High level of anxiety and lack of motivation
– the Great Resignation in United States is the sign of broader dissatisfaction among the workforce in United States. Debt Equity needs to understand the core reasons impacting the Finance & Accounting industry. This will help it in building a better workplace.
Easy access to finance
– Easy access to finance in Finance & Accounting field will also reduce the barriers to entry in the industry, thus putting downward pressure on the prices because of increasing competition. Debt Equity can utilize it by borrowing at lower rates and invest it into research and development, capital expenditure to fortify its core competitive advantage.
Trade war between China and United States
– The trade war between two of the biggest economies can hugely impact the opportunities for Debt Equity in the Finance & Accounting industry. The Finance & Accounting industry is already at various protected from local competition in China, with the rise of trade war the protection levels may go up. This presents a clear threat of current business model in Chinese market.
Weighted SWOT Analysis of Debt vs. Equity: Definitions and Consequences Template, Example
Not all factors mentioned under the Strengths, Weakness, Opportunities, and Threats quadrants in the SWOT Analysis are equal. Managers in the HBR case study Debt vs.

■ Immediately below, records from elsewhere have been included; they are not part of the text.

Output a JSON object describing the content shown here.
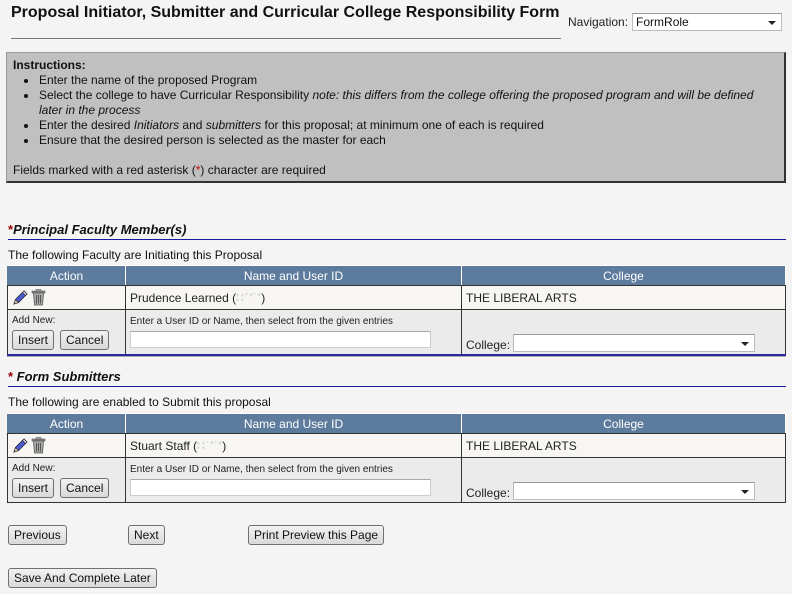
{
  "page": {
    "title": "Proposal Initiator, Submitter and Curricular College Responsibility Form",
    "navigation_label": "Navigation:",
    "navigation_value": "FormRole"
  },
  "instructions": {
    "heading": "Instructions:",
    "items": [
      {
        "text": "Enter the name of the proposed Program"
      },
      {
        "text": "Select the college to have Curricular Responsibility ",
        "note": "note: this differs from the college offering the proposed program and will be defined later in the process"
      },
      {
        "pre": "Enter the desired ",
        "em1": "Initiators",
        "mid": " and ",
        "em2": "submitters",
        "post": " for this proposal; at minimum one of each is required"
      },
      {
        "text": "Ensure that the desired person is selected as the master for each"
      }
    ],
    "required_pre": "Fields marked with a red asterisk (",
    "required_star": "*",
    "required_post": ") character are required"
  },
  "faculty": {
    "star": "*",
    "heading": "Principal Faculty Member(s)",
    "description": "The following Faculty are Initiating this Proposal",
    "columns": [
      "Action",
      "Name and User ID",
      "College"
    ],
    "rows": [
      {
        "name": "Prudence Learned (",
        "user_id": "∷´′˙′",
        "close": ")",
        "college": "THE LIBERAL ARTS"
      }
    ],
    "add_new_label": "Add New:",
    "insert_label": "Insert",
    "cancel_label": "Cancel",
    "hint": "Enter a User ID or Name, then select from the given entries",
    "input_value": "",
    "college_label": "College:",
    "college_value": ""
  },
  "submitters": {
    "star": "*",
    "heading": " Form Submitters",
    "description": "The following are enabled to Submit this proposal",
    "columns": [
      "Action",
      "Name and User ID",
      "College"
    ],
    "rows": [
      {
        "name": "Stuart Staff (",
        "user_id": "∷˙′˙′",
        "close": ")",
        "college": "THE LIBERAL ARTS"
      }
    ],
    "add_new_label": "Add New:",
    "insert_label": "Insert",
    "cancel_label": "Cancel",
    "hint": "Enter a User ID or Name, then select from the given entries",
    "input_value": "",
    "college_label": "College:",
    "college_value": ""
  },
  "footer": {
    "previous_label": "Previous",
    "next_label": "Next",
    "print_label": "Print Preview this Page",
    "save_label": "Save And Complete Later"
  },
  "colors": {
    "header_bg": "#5d7b9d",
    "instructions_bg": "#c0c0c0",
    "section_rule": "#1a1aa0",
    "required_star": "#cc0000"
  }
}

Equity: Definitions and Consequences needs to zero down on the relative importance of each factor mentioned in the Strengths, Weakness, Opportunities, and Threats quadrants.
We can provide the relative importance to each factor by assigning relative weights. Weighted SWOT analysis process is a three stage process –
First stage for doing weighted SWOT analysis of the case study Debt vs. Equity: Definitions and Consequences is to rank the strengths and weaknesses of the organization. This will help you to assess the most important strengths and weaknesses of the firm and which one of the strengths and weaknesses mentioned in the initial lists are marginal and can be left out.
Second stage for conducting weighted SWOT analysis of the Harvard case study Debt vs. Equity: Definitions and Consequences is to give probabilities to the external strategic factors thus better understanding the opportunities and threats arising out of macro environment changes and developments.
Third stage of constructing weighted SWOT analysis of Debt vs. Equity: Definitions and Consequences is to provide strategic recommendations includes – joining likelihood of external strategic factors such as opportunities and threats to the internal strategic factors – strengths and weaknesses. You should start with external factors as they will provide the direction of the overall industry. Secondly by joining probabilities with internal strategic factors can help the company not only strategic fit but also the most probably strategic trade-off that Debt Equity needs to make to build a sustainable competitive advantage.